Sind wieder einige Schubkarren geworden, in dem tiefen Loch in der Mitte bin ich jetzt bei 90cm,
das muß aber noch etwas größer werden von der Fläche.
Die Schrägen in den flacheren Zonen sieht man leider aus der Perspektive nicht so gut.


----------



## Patrick K (13. Juni 2015)

Nur mal so ne Frage , baust du einen Teich oder machst du deinen Doktor ?

Gruss Patrick


----------



## Sascha696 (14. Juni 2015)

Moin, habe gerade erst hierher gefunden. 
Will noch mal eben etwas zur schlauchwasserwaage loswerden. Ich kann dieses dingen nur jedem empfehlen. 
Wir haben etwas gebraucht bis wir Freunde geworden sind und ich verstanden habe was die ww von mir wollte. Habe das eine Ende an einem Pfeiler geschraubt und das andere Ende an einer dachlatte geklebt. Zusätzlich habe ich noch einen Zollstock an dieser dachlatte befestigt. So lässt sich ganz einfach alleine jede Höhe ausnevilieren.
Habe in meinem filtergraben nur eine höhendiverenz von 1,5 cm und das bei 16m Länge.
Stelle wenns wem interessiert gerne noch ein Bild von meiner "einmann" Wasserwaage ein.

@arnek 
Sieht doch schon sehr gut aus! 
Kann den anderen nur zustimmen, geh ruhig tiefer.

Gruß Sascha


----------



## RKurzhals (14. Juni 2015)

Hallo Arne,
ich kann Dir nur die Empfehlung geben, an einem Teil des Ufers ein "Steilufer" anzulegen! Das ist stressig, kostet mehr Folie, ... . Dafür wirst Du mit einem Blick auf die Teichmitte belohnt! Wenn Du denEmpfehlungen folgst, mehr auszugraben, dann leg' ein Steilufer an. Das ist zwar nicht "natürlich", lohnt sich aber. Mit Deinem befestigten Rand habe ich Bauchschmerzen, was das gute Verstecken der Folie betrifft (Stichwort Kapillarsperre). Ich würde mir was überlegen, wie ich den Rand auf jeden Fall höher als die umlaufende Steinreihe mache (die Folie muss dann auch groß genug sein, nicht nur auf der Steinreihe zu liegen, sondern außerhalb der Steinreihe höher als diese aufsteigen!). Das wird Deinen Folienbedarf vermutlich extrem erhöhen, ist aber nötig.


----------



## Sascha696 (14. Juni 2015)

Sind die Steine nicht als uferwall gedacht?
Einen schönen ufergraben herum und fertig.

Gruß 
Sascha


----------



## arnek (14. Juni 2015)

Hallo zusammen,

ja, der Rand mit den Steinen ist als Uferwall gedacht.
Drumherum kommt noch das Aluband von NG zur Befestigung der Folie, bzw. als Saugsperre.
Liegt auch schon in der Garage.

Ich werde nur im vorderen Bereich dort wo die Terrasse ist ein Problem mit dem Verstecken des Bandes, bzw. der Folie bekommen, weil
das Gelände zur Terrasse hin abfällt und dadurch der Uferwall dort höher über dem dortigen Niveau ist.

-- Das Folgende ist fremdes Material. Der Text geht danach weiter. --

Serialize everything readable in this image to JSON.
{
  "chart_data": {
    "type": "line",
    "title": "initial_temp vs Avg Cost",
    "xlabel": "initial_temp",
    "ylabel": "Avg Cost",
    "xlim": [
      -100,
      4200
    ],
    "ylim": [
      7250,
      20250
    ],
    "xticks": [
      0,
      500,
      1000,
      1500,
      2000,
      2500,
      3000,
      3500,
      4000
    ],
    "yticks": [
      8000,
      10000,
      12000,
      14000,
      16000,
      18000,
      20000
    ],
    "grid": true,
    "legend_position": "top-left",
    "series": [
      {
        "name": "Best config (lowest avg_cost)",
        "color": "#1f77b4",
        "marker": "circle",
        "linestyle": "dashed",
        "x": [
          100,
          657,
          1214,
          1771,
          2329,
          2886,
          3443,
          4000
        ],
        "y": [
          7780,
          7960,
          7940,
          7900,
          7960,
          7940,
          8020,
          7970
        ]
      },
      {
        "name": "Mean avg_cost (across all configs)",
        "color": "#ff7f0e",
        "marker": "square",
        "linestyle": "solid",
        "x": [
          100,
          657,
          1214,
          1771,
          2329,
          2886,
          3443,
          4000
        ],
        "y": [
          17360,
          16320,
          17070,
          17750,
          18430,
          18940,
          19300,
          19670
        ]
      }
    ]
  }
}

Ich muß dann mal sehen wie weit das über Terrassenniveau zum Schluß ist, aber ich denke das läßt sich mit ein paar Natursteinen regeln.

Thema Steilufer:

Ja, werde ich machen - ich mußte nur noch mal drüber schlafen. 
Das wird dann im hinteren Bereich liegen, dort wo die Steine quer liegen in etwa (s. rote Mrkierung unten im Bild).

Jetzt bin ich nur noch am überlegen ob ich dort im Teich mit Natursteinen was hoch mauere, oder ob ich die NG Ufermatte mit den
Taschen nehme wo man noch die ein oder andere Pflanze unterbringen kann.

Im Falle der Mauer würde ich dort hinten eher eine Seerose plazieren.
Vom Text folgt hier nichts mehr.